Non-Residential Fellowship Program
Deep in Denial: perspectives on bias and self-deception in science, politics, and religion
Adrian Bardon
Adrian Bardon is an Associate Professor of Philosophy and Wake Forest University. In addition to his work in the history of philosophy and the philosophy of physics, he teaches courses in critical reasoning, political philosophy, and the philosophy of religion.
He is currently focusing on the social psychology of motivated reasoning and denialism, as it manifests itself in attitudes toward issues in science, politics, and religion.
Professor Bardon is currently a Fellow with the Intellectual Humility in Public Discourse project, and president of the Philosophy of Time Society.
Project Abstract
My project is a popular book on the social and psychological factors underlying ideological polarization in public discourse, entitled Deep in Denial: perspectives on bias and self-deception in science, politics, and religion.

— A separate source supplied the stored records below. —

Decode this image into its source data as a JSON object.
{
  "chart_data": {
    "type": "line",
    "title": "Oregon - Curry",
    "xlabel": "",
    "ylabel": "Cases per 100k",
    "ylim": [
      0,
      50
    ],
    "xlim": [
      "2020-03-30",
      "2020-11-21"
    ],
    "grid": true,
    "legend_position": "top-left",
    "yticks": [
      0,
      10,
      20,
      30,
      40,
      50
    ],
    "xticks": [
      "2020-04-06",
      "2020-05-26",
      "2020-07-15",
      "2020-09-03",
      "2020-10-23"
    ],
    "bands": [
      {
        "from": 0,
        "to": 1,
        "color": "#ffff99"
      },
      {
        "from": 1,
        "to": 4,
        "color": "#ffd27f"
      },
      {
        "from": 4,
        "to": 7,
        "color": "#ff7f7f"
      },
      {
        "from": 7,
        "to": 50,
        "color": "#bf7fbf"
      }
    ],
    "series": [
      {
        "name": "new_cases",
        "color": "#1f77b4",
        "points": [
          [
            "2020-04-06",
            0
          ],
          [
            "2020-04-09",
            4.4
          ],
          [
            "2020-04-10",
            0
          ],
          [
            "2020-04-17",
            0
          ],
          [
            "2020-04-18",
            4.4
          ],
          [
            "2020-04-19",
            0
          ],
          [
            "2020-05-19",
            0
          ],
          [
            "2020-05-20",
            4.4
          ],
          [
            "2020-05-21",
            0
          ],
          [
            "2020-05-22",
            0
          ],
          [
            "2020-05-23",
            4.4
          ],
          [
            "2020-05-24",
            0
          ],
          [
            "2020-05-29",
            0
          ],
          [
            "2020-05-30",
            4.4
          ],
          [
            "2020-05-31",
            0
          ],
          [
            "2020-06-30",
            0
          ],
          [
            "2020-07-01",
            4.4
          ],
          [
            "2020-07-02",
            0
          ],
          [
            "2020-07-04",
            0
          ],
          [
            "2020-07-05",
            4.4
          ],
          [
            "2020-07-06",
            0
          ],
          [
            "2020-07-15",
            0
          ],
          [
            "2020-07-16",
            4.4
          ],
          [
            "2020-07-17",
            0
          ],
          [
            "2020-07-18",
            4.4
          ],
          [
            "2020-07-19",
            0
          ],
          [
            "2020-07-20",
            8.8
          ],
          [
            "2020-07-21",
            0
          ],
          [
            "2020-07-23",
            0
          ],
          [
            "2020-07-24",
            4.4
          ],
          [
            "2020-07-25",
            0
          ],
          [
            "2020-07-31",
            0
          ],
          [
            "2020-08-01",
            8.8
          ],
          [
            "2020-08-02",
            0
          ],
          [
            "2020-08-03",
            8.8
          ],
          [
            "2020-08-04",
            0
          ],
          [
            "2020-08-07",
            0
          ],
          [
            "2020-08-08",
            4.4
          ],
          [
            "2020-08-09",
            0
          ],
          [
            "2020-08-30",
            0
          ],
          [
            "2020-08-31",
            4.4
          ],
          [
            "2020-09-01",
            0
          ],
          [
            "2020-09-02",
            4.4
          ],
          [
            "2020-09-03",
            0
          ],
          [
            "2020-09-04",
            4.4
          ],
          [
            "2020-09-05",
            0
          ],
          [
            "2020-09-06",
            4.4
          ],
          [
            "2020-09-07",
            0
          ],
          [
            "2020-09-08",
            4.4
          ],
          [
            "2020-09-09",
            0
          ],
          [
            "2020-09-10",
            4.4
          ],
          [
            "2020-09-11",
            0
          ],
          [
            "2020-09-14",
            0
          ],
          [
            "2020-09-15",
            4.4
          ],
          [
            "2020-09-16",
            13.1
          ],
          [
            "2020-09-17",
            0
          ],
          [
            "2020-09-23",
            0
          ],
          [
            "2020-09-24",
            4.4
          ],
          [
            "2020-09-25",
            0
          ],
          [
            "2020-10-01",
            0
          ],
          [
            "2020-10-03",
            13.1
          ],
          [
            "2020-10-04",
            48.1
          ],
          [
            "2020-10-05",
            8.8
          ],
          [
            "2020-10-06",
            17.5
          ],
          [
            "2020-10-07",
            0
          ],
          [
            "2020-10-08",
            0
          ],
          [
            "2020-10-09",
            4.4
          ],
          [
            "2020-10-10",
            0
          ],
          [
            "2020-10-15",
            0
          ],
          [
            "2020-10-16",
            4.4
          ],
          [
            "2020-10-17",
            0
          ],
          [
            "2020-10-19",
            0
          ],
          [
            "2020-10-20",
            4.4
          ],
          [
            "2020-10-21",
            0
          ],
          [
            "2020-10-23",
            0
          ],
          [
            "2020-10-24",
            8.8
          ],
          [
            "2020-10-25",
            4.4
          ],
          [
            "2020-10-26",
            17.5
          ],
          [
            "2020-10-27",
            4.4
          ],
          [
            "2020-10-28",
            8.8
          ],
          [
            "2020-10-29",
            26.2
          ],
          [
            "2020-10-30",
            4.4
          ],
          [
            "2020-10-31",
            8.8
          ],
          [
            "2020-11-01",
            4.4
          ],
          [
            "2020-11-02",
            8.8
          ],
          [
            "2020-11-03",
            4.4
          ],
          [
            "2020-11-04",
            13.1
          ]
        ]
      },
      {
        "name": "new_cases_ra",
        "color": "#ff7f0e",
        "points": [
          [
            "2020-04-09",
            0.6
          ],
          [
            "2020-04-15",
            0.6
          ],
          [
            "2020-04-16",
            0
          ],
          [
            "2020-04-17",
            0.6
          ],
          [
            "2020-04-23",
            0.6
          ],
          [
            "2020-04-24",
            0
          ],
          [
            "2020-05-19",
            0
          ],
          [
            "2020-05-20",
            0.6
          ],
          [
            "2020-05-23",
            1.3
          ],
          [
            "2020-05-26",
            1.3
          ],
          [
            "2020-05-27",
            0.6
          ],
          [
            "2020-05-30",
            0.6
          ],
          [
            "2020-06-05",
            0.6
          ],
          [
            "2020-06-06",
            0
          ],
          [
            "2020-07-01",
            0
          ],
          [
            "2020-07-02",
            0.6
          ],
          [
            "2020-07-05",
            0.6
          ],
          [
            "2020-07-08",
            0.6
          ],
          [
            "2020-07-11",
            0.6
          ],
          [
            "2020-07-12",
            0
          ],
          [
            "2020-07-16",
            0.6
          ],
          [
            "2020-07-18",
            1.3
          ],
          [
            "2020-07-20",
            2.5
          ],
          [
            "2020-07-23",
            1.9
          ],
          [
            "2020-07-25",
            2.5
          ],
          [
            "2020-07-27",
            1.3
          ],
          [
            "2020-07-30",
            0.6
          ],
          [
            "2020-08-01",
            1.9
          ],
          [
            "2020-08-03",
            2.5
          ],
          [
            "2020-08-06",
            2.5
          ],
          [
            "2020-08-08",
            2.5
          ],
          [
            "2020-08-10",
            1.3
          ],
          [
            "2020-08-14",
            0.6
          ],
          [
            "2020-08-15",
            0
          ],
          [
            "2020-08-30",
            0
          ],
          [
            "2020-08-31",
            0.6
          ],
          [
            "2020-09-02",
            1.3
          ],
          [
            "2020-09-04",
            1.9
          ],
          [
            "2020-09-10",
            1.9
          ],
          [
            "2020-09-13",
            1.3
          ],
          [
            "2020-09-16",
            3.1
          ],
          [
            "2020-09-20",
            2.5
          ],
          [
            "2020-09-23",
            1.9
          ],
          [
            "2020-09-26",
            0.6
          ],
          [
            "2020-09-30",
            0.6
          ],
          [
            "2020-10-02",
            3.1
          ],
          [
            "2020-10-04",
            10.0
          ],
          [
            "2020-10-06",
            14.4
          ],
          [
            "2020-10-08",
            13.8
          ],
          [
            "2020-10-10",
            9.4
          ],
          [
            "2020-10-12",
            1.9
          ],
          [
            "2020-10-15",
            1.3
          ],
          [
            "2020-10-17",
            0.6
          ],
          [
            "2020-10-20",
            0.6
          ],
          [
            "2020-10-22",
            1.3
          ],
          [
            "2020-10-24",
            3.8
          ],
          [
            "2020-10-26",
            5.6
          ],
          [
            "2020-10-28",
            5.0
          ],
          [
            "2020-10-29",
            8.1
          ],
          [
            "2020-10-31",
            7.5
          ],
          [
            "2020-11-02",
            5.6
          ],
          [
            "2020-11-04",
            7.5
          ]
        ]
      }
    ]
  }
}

There is a pervasive human tendency to deny uncomfortable truths, and to exhibit unconscious bias in service of the rationalization of comforting worldviews. Human beings have demonstrated the capacity to sincerely discredit consensus scientific conclusions, or consensus historical facts, when those conclusions are ideologically inconvenient. Some forms of denial have significant public policy implications: for example, motivated belief—despite having good reasons to the contrary—in inherent racial superiority, in threats presented by religious diversity, in the irrelevance of structural barriers to success on the part of the very poor, in the imagined dangers of vaccines and genetically modified foods, or in the false controversies of climate change and evolution.
The purpose of my research is to locate and analyze motivated reasoning and denial in science, politics, and religion, and to examine science-based mitigation strategies aimed at improving the state of public discourse on a variety of important issues.